Bonds slide as Europe fears abate
NEW YORK (Reuters) - Prices of U.S. Treasuries slid on Tuesday, pushing benchmark yields to their highest in more than a month, as fears about Europe's debt crisis receded after most euro zone countries voted to expand the region's bailout fund.
Thirty-year Treasury bonds fell more than two points in price and the 10-year note dropped a point.
Investors took comfort in the fact that votes in 16 of the 17 euro zone member countries approved legislation to expand a stability fund for Greece and other struggling euro zone countries.
The final vote is in Slovakia whose finance minister, Ivan Miklos, said he sees the expansion of the European Financial Stability Facility being approved later this week, although the approval is being held back by wrangling in the Slovak ruling coalition.
Most analysts, however, were confident that the Slovak vote on the euro zone rescue fund will go through.
"For now, the market thinks Europe is getting its act together. So we have seen a lot of selling pressure from that perception," said Kim Rupert, managing director of global fixed income analysis at Action Economics in San Francisco.
A three-year note auction totaling $32 billion drew solid demand, with the yield broadly in line with expectations and the 3.30 bid-to-cover ratio above the market average posted in the past 12 auctions for the same maturity.
Brian Dolan, chief strategist at Forex.com in Bedminster, New Jersey, said the three-year yield at the auction was a "reflection that rates have backed up a bit and that's in line with the rebound in risk sentiment and improvement in the U.S. economic outlook."
Without another bout of panic, however, Treasuries' direction seemed clear: higher yields, lower prices.
William O'Donnell, head of U.S. interest rate strategy at RBS Securities in Stamford, Connecticut, said he saw the 10-year yield nearing what he called "a solid support zone that we see extending from 2.20 percent to 2.35 percent."
In early afternoon trading, benchmark 10-year notes traded 27/32 lower to yield 2.17 percent, up from 2.07 percent late on Friday.
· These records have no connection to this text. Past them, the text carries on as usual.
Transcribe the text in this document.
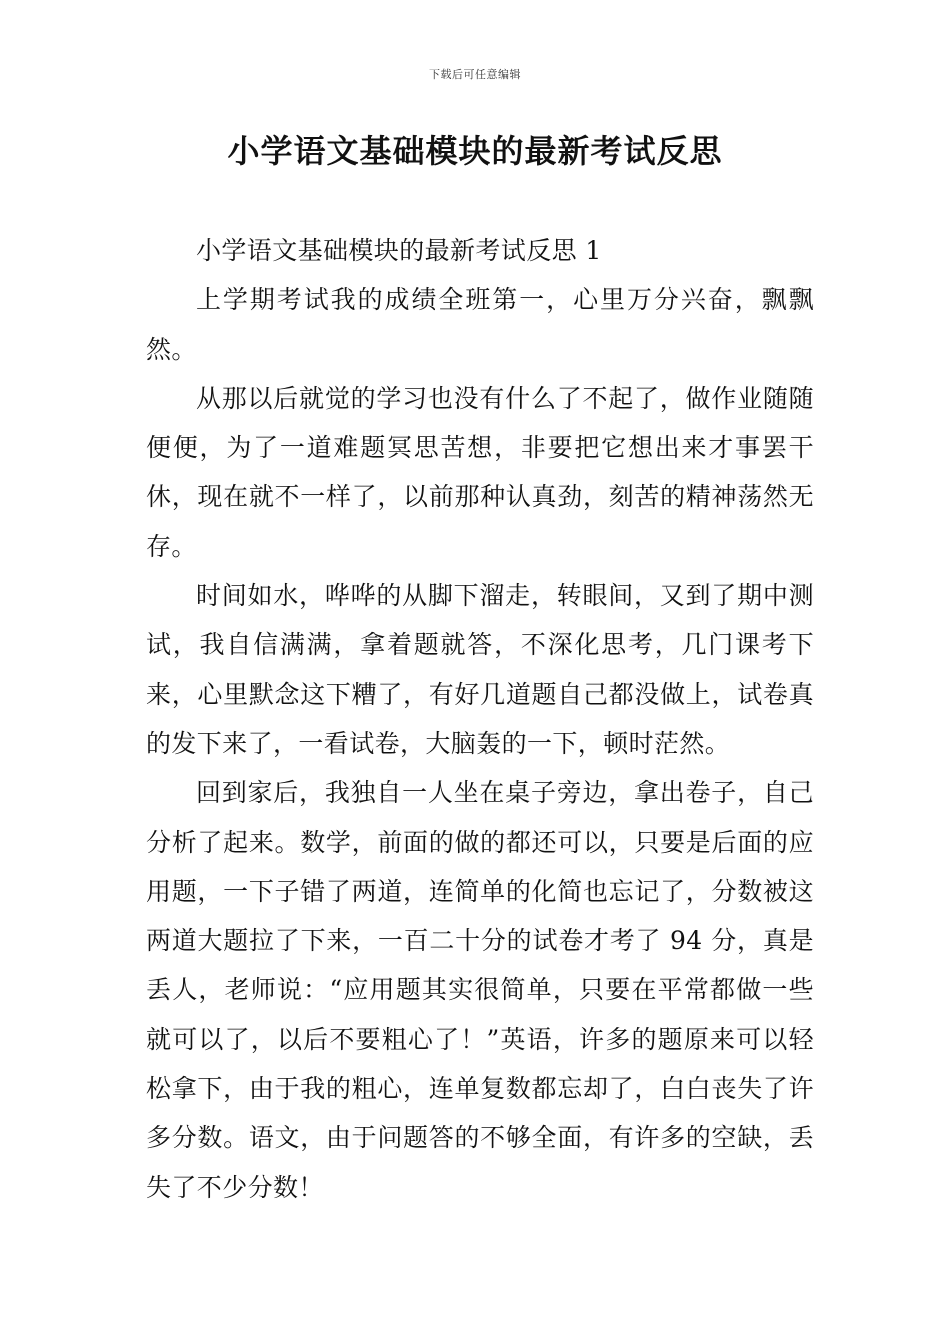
下载后可任意编辑
小学语文基础模块的最新考试反思

小学语文基础模块的最新考试反思 1

上学期考试我的成绩全班第一，心里万分兴奋，飘飘然。

从那以后就觉的学习也没有什么了不起了，做作业随随便便，为了一道难题冥思苦想，非要把它想出来才事罢干休，现在就不一样了，以前那种认真劲，刻苦的精神荡然无存。

时间如水，哗哗的从脚下溜走，转眼间，又到了期中测试，我自信满满，拿着题就答，不深化思考，几门课考下来，心里默念这下糟了，有好几道题自己都没做上，试卷真的发下来了，一看试卷，大脑轰的一下，顿时茫然。

回到家后，我独自一人坐在桌子旁边，拿出卷子，自己分析了起来。数学，前面的做的都还可以，只要是后面的应用题，一下子错了两道，连简单的化简也忘记了，分数被这两道大题拉了下来，一百二十分的试卷才考了 94 分，真是丢人，老师说：“应用题其实很简单，只要在平常都做一些就可以了，以后不要粗心了！”英语，许多的题原来可以轻松拿下，由于我的粗心，连单复数都忘却了，白白丧失了许多分数。语文，由于问题答的不够全面，有许多的空缺，丢失了不少分数！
The 10-year yield was about 50 basis points higher from a 60-year trough hit more than two weeks ago.
There were no settlements on Monday as the U.S. bond market was closed for the Columbus Day holiday.
Thirty-year bonds on Tuesday traded 2-8/32 points lower in price to yield 3.12 percent, up from 3.01 percent at Friday's close.
The three-year Treasury note fell 3/32 in price to yield 0.52 percent. The current three-year yield is roughly 20 basis points above the lowest-ever auction yield for three-year notes, which fixed at 0.334 percent on September 12.
The U.S. Senate is expected to pass legislation later on Tuesday designed to pressure China to let its currency rise in value against the dollar. Most analysts expect the bill to die in the U.S. House of Representatives, but the Treasury market could still be affected because of the legislation's inflammatory effect on China, which is a major market player.
"The China story holds a quiet, underlying importance," said Guy LeBas, chief fixed income strategist at Janney Montgomery Scott in Philadelphia. "The long-run dangers of a trade dispute are significant enough to be worried about."